Al asumir la presidencia, el gobierno de Chávez encontró una economía paupérrima con todos los saldos en rojo. Sin embargo, lo mas espantoso que encontró el gobierno bolivariano fue que todas las políticas aplicadas por los gobiernos de CAP y Caldera no estaban dirigidas a lograr un mayor beneficio y bienestar para los ciudadanos, sino que fueron diseñadas para dilapidar los recursos económicos de todos los venezolanos y canalizarlos hacia la banca internacional en cuentas personales y de las empresas mas poderosas de los Estados Unidos y Europa. El precio del barril de petróleo se encontraba por debajo de los 10 dólares, y las empresas extranjeras gozaban la mayor parte de las acciones en todas las asociaciones estratégicas. Estas corporaciones apenas cancelaban 1% en regalías, evadían el ISLR y explotaban el crudo extra pesado de la faja petrolífera del Orinoco como si se tratase de carbón, aunque lo refinaran y comercializaran como petróleo a precio de mercado.

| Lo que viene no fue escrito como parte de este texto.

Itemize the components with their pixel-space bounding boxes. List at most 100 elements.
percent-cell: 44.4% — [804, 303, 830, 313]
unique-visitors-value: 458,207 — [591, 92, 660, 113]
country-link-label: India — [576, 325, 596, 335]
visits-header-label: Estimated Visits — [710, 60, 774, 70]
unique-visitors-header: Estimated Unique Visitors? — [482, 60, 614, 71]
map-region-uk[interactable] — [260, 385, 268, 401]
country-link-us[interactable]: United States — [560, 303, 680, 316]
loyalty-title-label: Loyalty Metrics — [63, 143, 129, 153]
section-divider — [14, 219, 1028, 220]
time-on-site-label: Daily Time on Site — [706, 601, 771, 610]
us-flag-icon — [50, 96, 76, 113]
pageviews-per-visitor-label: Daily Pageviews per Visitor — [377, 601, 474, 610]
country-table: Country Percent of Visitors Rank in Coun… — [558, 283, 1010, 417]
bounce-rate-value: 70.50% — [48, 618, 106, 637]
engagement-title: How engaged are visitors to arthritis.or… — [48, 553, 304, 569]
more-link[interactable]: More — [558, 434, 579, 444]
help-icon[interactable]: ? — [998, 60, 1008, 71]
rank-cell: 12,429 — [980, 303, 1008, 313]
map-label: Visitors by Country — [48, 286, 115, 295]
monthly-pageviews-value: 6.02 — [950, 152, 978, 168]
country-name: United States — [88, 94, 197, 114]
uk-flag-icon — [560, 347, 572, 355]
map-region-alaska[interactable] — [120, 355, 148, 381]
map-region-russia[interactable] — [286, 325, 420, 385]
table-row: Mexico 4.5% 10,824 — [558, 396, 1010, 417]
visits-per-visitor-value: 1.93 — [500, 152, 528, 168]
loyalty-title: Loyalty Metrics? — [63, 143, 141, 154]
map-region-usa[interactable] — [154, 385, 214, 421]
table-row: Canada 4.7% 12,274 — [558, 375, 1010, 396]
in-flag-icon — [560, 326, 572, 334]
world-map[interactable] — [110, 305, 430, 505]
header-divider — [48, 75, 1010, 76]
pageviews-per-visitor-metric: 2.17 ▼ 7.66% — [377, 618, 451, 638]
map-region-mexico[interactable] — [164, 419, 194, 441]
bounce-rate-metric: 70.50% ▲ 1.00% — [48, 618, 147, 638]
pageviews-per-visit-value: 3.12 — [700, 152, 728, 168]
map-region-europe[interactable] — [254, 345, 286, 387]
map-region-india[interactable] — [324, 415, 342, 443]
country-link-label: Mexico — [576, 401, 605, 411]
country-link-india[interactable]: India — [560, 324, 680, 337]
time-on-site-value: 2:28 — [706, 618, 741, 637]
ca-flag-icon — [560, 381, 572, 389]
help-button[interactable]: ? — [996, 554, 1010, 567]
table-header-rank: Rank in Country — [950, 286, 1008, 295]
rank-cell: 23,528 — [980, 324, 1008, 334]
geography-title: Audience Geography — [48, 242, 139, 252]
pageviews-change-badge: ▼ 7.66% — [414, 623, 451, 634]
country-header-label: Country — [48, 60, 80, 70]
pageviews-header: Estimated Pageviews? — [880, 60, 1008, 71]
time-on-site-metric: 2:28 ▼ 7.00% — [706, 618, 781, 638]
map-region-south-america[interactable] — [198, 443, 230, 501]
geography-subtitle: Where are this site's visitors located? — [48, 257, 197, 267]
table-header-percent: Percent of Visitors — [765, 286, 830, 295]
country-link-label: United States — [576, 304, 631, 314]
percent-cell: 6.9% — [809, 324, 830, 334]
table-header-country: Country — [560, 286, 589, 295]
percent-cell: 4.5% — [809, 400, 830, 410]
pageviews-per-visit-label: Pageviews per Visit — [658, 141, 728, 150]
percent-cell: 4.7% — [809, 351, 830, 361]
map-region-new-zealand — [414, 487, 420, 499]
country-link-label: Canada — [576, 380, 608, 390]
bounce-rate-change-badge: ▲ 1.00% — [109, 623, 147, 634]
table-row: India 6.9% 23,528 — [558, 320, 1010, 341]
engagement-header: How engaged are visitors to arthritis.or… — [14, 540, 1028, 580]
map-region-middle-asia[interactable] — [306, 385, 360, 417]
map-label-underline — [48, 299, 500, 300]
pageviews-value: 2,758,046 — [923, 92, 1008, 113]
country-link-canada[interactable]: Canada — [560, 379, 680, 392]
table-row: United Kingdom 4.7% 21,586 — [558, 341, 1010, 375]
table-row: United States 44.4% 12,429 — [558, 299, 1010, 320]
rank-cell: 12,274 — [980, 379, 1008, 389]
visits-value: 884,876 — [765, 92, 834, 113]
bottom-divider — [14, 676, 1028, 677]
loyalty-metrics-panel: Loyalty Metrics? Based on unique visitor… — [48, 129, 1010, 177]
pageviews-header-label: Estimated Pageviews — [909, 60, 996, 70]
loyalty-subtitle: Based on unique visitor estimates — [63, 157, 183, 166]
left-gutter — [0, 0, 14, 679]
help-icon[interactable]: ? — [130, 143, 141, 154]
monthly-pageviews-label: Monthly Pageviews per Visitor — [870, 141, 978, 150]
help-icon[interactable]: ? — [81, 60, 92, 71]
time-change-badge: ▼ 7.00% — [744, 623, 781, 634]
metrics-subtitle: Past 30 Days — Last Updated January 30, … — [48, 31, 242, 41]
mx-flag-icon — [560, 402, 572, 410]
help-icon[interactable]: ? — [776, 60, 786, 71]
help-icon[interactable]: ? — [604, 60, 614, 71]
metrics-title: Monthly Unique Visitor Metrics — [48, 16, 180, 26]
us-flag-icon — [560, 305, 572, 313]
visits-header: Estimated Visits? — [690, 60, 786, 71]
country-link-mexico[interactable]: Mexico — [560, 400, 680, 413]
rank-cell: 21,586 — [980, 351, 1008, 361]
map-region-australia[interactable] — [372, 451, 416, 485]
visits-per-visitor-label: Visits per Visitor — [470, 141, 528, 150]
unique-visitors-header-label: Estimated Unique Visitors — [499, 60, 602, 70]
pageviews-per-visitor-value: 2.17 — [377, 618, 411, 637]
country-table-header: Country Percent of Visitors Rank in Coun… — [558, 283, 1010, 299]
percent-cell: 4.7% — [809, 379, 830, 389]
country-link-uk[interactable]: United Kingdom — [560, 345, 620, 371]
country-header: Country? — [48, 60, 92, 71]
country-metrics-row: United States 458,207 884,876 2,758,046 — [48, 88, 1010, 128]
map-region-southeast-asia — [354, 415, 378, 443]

El modelo neoliberal que se aplicó en Venezuela, primero con CAP y después con Caldera, significó la estocada mortal a la clase media venezolana y un decreto de muerte para las familias de escasos recursos.

III

Los miles de millones de dólares que dilapidaron los últimos dos gobiernos puntofijistas con múltiples malversaciones, auxilios financieros, fuga masiva de divisas, corrupción en la administración del tipo de cambio, y la aplicación de políticas económicas y petroleras de corte neoliberal, dejaron a la clase media en ruinas y las familias de escasos recursos al borde del abismo.

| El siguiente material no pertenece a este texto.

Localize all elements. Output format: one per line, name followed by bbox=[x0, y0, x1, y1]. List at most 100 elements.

Paradójicamente, la clase media antichavista que se ha sumado sumisamente al coro de acusaciones insensatas contra el gobierno por su política exterior de integración, solidaridad y cooperación internacional, ha experimentado en los últimos años una recuperación importante de su poder adquisitivo al punto de tener pleno acceso a la adquisición de todo tipo de bienes y servicios, incluidos vehículos y vivienda, algo totalmente impensable en la década de los 90 y que a pesar de los contínuos ataques contra el gobierno por supuestamente querer conformar un Estado "castrocomunista", la Revolución Bolivariana ha hecho hoy una realidad. De igual manera, las familias de escasos recursos han visto por primera vez en mas de 20 años como sus necesidades básicas son atendidas de manera integral y son incorporadas al proceso de desarrollo socioeconómico del país, produciendo una significativa reducción de la pobreza y un aumento sostenido del desarrollo humano, tal y como lo confirman los mas
recientes informes de la ONU y la CEPAL.

La situación económica actual es inconmensurablemente superior a la de gobiernos anteriores. La inflación que llegó a pasar el 100%, amenaza con caer a un digito, tomando en cuenta que en los últimos dos meses se ha registrado una variación del 0,8% y (0,4%) - en negativo -, los índices mas bajos desde mediados de los 80, para mayor enfado de los mas connotados antichavistas y viudas neoliberales que rezan a diario por el colapso económico e institucional de Venezuela. Por su parte, el desempleo continúa bajando progresivamente, y se ha registrado un importante y sostenido crecimiento económico, el cual es mucho mas alto en el sector no-petrolero. Esto ha permitido un incremento sustancial en el comercio y el consumo, así como un aumento y diversificación en las inversiones. Asimismo se ha detenido la fuga de divisas y las reservas internacionales han llegado a superar los 30 millardos de dólares. Por si fuera poco, las alianzas estratégicas en materia petrolera entre el Estado y
las transnacionales han sido refundadas para darle al país una mayor participación, superior al 50%, mientras el porcentaje de regalías que apenas llegaba al 1%, ha sido aumentado por encima del 16%, otorgándole mayores dividendos a la nación. Por su parte, el barril de petróleo que llegó a venderse a 6 dólares durante la gestión de Caldera con Luis Giusti a la cabeza de PDVSA, hoy se cotiza por encima de los $50, lo cual no es únicamente producto de la situación de guerra en el Medio Oriente, sino el resultado de una política petrolera efectiva aplicada desde mucho antes de la invasión a Irak, e incluso previa al ataque terrorista del 11-S, que promovía el fortalecimiento de la OPEP y la aplicación de una banda de precios que mantuvo el barril entre 26 y 32 dólares.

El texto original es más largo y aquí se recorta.